Paris – Garde du Nord. Qu'est-ce qu'on aurait pu en dire de plus de ses visages ?
Est ce que des chiffres des horaires des sigles en besace en voitures en voilà, est ce que ça suffit à dire les instants d'un espace ?
La gare. Un lieu. Et si l'espace ce n'était que du temps. Simplement celui des gens.
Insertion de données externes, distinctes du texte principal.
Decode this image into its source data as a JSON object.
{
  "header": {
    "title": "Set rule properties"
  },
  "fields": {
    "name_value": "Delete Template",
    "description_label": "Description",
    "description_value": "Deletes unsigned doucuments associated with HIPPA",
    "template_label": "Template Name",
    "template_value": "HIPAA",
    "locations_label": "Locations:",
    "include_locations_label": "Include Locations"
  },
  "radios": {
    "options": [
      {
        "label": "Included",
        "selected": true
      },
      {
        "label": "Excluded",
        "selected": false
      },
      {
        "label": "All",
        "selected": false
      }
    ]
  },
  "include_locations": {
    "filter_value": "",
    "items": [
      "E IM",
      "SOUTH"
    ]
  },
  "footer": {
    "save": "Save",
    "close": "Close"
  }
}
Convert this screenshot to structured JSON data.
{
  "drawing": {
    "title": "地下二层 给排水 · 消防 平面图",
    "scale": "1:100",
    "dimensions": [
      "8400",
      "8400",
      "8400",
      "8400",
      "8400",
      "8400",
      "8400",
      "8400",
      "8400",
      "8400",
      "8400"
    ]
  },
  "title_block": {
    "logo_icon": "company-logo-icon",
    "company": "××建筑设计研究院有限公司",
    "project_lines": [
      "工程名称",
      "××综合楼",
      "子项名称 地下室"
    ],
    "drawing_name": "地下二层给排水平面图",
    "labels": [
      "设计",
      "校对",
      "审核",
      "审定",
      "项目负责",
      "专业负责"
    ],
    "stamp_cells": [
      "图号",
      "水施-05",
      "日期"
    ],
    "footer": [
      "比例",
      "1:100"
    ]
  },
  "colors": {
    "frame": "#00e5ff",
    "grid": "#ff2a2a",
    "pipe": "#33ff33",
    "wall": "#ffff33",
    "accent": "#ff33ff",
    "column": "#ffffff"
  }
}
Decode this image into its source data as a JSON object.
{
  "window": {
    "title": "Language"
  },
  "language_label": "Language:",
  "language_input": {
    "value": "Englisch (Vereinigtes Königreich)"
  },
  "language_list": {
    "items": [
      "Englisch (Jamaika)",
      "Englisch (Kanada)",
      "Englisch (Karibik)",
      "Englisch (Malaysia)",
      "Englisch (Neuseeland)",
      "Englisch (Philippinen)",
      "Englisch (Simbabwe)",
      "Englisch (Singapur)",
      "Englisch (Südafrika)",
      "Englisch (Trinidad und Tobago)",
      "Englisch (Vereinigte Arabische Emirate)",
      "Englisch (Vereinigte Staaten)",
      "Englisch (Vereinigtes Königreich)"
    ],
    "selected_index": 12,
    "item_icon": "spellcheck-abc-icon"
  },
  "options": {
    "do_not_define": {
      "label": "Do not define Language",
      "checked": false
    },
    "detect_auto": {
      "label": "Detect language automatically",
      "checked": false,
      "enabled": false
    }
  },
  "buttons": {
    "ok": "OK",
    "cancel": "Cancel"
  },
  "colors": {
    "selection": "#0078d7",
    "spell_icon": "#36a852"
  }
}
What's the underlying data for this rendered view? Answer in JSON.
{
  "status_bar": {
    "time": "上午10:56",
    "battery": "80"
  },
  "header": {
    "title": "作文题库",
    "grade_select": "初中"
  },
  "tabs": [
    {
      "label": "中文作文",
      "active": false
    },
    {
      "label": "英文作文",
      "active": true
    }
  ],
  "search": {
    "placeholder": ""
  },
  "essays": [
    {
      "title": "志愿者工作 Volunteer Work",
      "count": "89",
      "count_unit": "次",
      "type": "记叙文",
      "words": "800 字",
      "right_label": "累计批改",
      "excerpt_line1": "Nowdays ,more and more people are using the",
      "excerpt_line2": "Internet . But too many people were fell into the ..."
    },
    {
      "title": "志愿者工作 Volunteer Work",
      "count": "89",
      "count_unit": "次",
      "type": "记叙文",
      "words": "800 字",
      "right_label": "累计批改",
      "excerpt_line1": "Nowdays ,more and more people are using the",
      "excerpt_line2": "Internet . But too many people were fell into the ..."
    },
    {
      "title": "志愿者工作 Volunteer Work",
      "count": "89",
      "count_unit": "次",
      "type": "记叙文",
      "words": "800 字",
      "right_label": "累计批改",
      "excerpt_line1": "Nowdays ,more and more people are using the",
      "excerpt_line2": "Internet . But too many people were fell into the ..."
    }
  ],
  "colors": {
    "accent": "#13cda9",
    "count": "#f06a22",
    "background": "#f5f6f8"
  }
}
Des milliers d'histoires. Des transporteurs d'ailleurs. Un lieu de passage, de transit, où rien ne doit s'arrêter.
Passer, glisser s'échanger.
Le point vectoriel du voyage. Un enchevêtrement de hasard au fil d'un carrelage blanc.
Je viens, je vais, je serai. L'itinéraire oublié et à jamais réinventé .
J' accoste ou je dérive. Je débarque là où se déposent les rames.
On ne reste pas dans la gare. Rien ne se fixe. Même plus le mobilier.
On évite les mendiants, on slalome entre les piliers. On voudrait un peu se faire oublier.
Qu'est ce qu'on pourrait dire de cette gare si ce n'est une histoire personnelle. Parce que nous avons tous pour finir notre histoire consignée dans une gare. Quelque part.
La
gare du Nord je la connais. Je la connais suffisamment bien pour y ranger certains de mes chapitres. Beaux et parfois terrifiants. Tous différents. Différents parce que la gare un mercredi a vu passer des anges à la gueule cassée et aux ailes déchirées, parce qu'un dimanche elle a vu des yeux de compas, parce que des livres, parce que des retards, parce que des trains qu'on ne prend pas, et tous ceux qu'on ne reprendra jamais, parce que des wagons, des snacks, et puis dehors les kilomètres d'un trottoir.
Immobile la gare. Jamais l'écriture de la vie.
De l'enfance, à l'adolescence, de la travailleuse, à la l'errance, de la course contre la montre, aux petites vasques de l'âme qui se déversent un matin rue de Dunkerque, la gare c'est comme une ville. On ne la connaît jamais.
Y a bien un plan, mais pour le lire faudrait un peu s'arrêter.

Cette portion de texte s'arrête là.